Ellerbeck salvaged engine

Ellerbeck salvaged engine
Ellerbeck salvaged engine

By JACK RONALD
Publisher emeritus

It was clear across the country. And it was a couple hundred feet underground.

But sometimes, it seems an engine and an engine collector are destined to come together.

“This just happened to me,” says Stan Ellerbeck of Excelsior Springs, Missouri. “It fell into my lap.”

The engine in question is a six-horsepower Type T Special model used to power a dynamo that produced 3,500 watts of electricity.

“It was a couple of hundred feet underground,” says Ellerbeck. “It supplied a string of lights so those guys could see down there.”
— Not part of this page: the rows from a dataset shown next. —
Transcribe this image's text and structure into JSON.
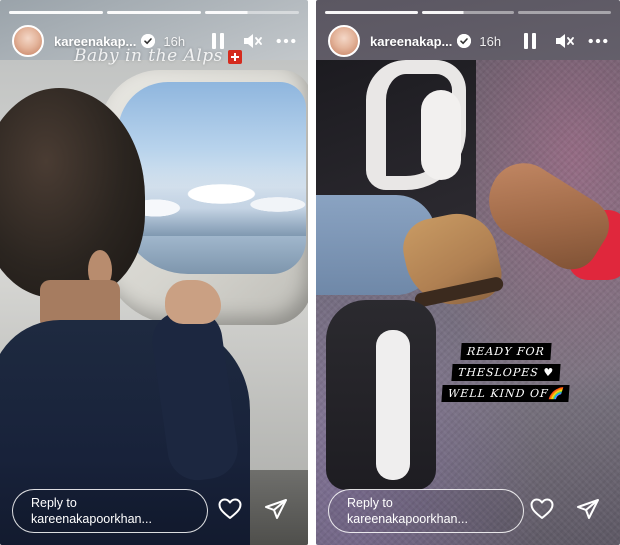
{
  "stories": [
    {
      "username": "kareenakap...",
      "time": "16h",
      "caption": "Baby in the Alps",
      "reply_placeholder_line1": "Reply to",
      "reply_placeholder_line2": "kareenakapoorkhan...",
      "progress_segments": 3,
      "active_segment": 3
    },
    {
      "username": "kareenakap...",
      "time": "16h",
      "sticker_lines": [
        "READY FOR",
        "THESLOPES ♥",
        "WELL KIND OF🌈"
      ],
      "reply_placeholder_line1": "Reply to",
      "reply_placeholder_line2": "kareenakapoorkhan...",
      "progress_segments": 3,
      "active_segment": 2
    }
  ],
  "icons": {
    "verified": "verified-badge-icon",
    "pause": "pause-icon",
    "mute": "speaker-muted-icon",
    "more": "more-options-icon",
    "like": "heart-icon",
    "share": "send-paper-plane-icon"
  },
  "colors": {
    "overlay_text": "#ffffff",
    "sticker_bg": "#000000",
    "flag_red": "#d52b1e"
  }
}
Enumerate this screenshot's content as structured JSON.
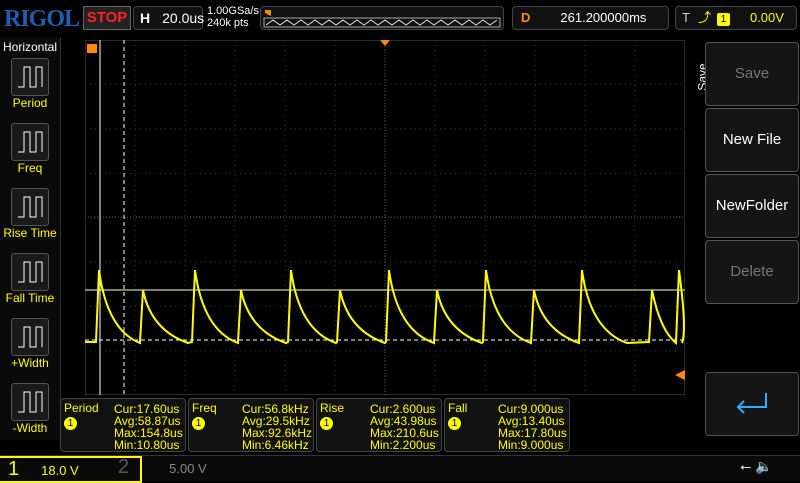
{
  "top": {
    "logo": "RIGOL",
    "run_state": "STOP",
    "h_label": "H",
    "timebase": "20.0us",
    "sample_rate": "1.00GSa/s",
    "memory_depth": "240k pts",
    "d_label": "D",
    "delay": "261.200000ms",
    "t_label": "T",
    "trigger_source": "1",
    "trigger_level": "0.00V"
  },
  "left_menu": {
    "title": "Horizontal",
    "items": [
      {
        "label": "Period",
        "icon": "period-icon"
      },
      {
        "label": "Freq",
        "icon": "freq-icon"
      },
      {
        "label": "Rise Time",
        "icon": "rise-time-icon"
      },
      {
        "label": "Fall Time",
        "icon": "fall-time-icon"
      },
      {
        "label": "+Width",
        "icon": "pos-width-icon"
      },
      {
        "label": "-Width",
        "icon": "neg-width-icon"
      }
    ]
  },
  "right_menu": {
    "title": "Save",
    "buttons": [
      {
        "label": "Save",
        "enabled": false
      },
      {
        "label": "New File",
        "enabled": true
      },
      {
        "label": "NewFolder",
        "enabled": true
      },
      {
        "label": "Delete",
        "enabled": false
      }
    ],
    "enter_icon": "enter-icon"
  },
  "measurements": [
    {
      "name": "Period",
      "src": "1",
      "cur": "Cur:17.60us",
      "avg": "Avg:58.87us",
      "max": "Max:154.8us",
      "min": "Min:10.80us"
    },
    {
      "name": "Freq",
      "src": "1",
      "cur": "Cur:56.8kHz",
      "avg": "Avg:29.5kHz",
      "max": "Max:92.6kHz",
      "min": "Min:6.46kHz"
    },
    {
      "name": "Rise",
      "src": "1",
      "cur": "Cur:2.600us",
      "avg": "Avg:43.98us",
      "max": "Max:210.6us",
      "min": "Min:2.200us"
    },
    {
      "name": "Fall",
      "src": "1",
      "cur": "Cur:9.000us",
      "avg": "Avg:13.40us",
      "max": "Max:17.80us",
      "min": "Min:9.000us"
    }
  ],
  "channels": [
    {
      "num": "1",
      "scale": "18.0 V",
      "active": true
    },
    {
      "num": "2",
      "scale": "5.00 V",
      "active": false
    }
  ],
  "colors": {
    "ch1": "#ffff00",
    "trigger": "#ff8c00",
    "accent": "#1e5fb0"
  }
}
Running on natural gas, the 1911 engine was probably vented to the outside to protect the miners, though Ellerbeck isn’t sure.
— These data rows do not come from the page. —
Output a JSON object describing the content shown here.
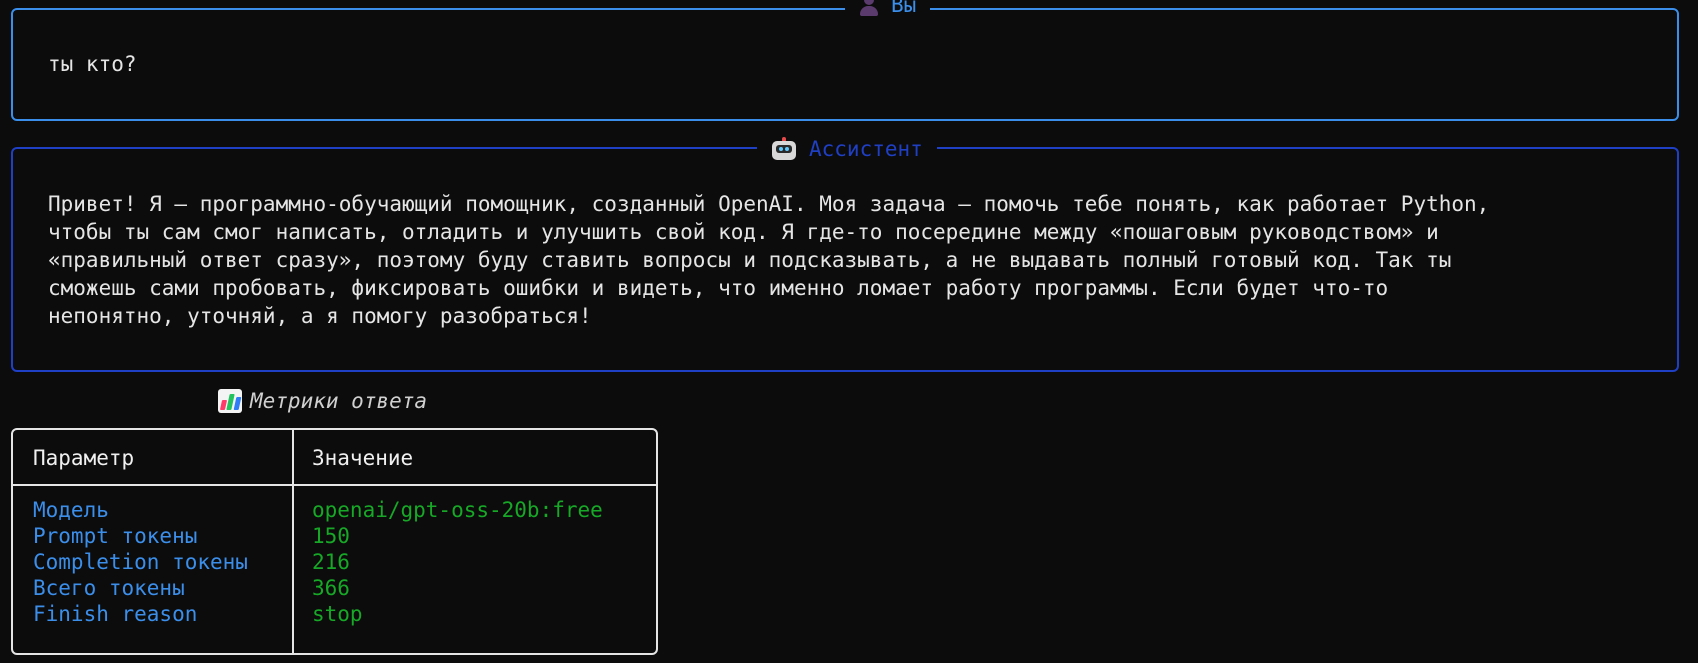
{
  "user_panel": {
    "title": "Вы",
    "icon": "user-silhouette-icon",
    "message": "ты кто?",
    "border_color": "#3b8eea"
  },
  "assistant_panel": {
    "title": "Ассистент",
    "icon": "robot-icon",
    "message": "Привет! Я — программно‑обучающий помощник, созданный OpenAI. Моя задача — помочь тебе понять, как работает Python,\nчтобы ты сам смог написать, отладить и улучшить свой код. Я где‑то посередине между «пошаговым руководством» и\n«правильный ответ сразу», поэтому буду ставить вопросы и подсказывать, а не выдавать полный готовый код. Так ты\nсможешь сами пробовать, фиксировать ошибки и видеть, что именно ломает работу программы. Если будет что‑то\nнепонятно, уточняй, а я помогу разобраться!",
    "border_color": "#1f3fc4"
  },
  "metrics": {
    "title": "Метрики ответа",
    "icon": "bar-chart-icon",
    "headers": [
      "Параметр",
      "Значение"
    ],
    "rows": [
      {
        "key": "Модель",
        "value": "openai/gpt-oss-20b:free"
      },
      {
        "key": "Prompt токены",
        "value": "150"
      },
      {
        "key": "Completion токены",
        "value": "216"
      },
      {
        "key": "Всего токены",
        "value": "366"
      },
      {
        "key": "Finish reason",
        "value": "stop"
      }
    ],
    "key_color": "#3b8eea",
    "value_color": "#16a826"
  }
}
He also doesn’t know what minerals were being mined at that site in California.

What he does know is that the engine was in terrible condition when he got his hands on it. Apparently it had been abandoned in place when another engine was installed. That may explain how it avoided being salvaged for scrap iron and copper in World War II.

“It was horrible,” Ellerbeck says of the engine.


Restoration took more than 2,600 man hours over more than two years. Ellerbeck, who has issues with his vision, acknowledges that others might have been able to restore the engine faster.

As usual with an engine in need of restoration, not everything was there.

“I searched high and low for them gauges,” he says.

Even getting the engine ready for the Tri-State show was a chore. He and his wife Diana began work in February to get the Ellerbeck pieces securely mounted on a trailer and ready to make the trip to the Jay County Fairgrounds.

The couple attended their first Tri-State Show in 1991.

“I’ve been in this same spot since ’04 or ’05,” says Ellerbeck.

The Fairbanks Morse was acquired 17 years ago. It will be making its second appearance at Tri-State’s Show this year.

As to how a collector locates an engine clear across the country and underground, Ellerbeck knows the collector’s secret: “You listen to all the stories you hear,” he says. “Sometimes you get ’em and sometimes you don’t.”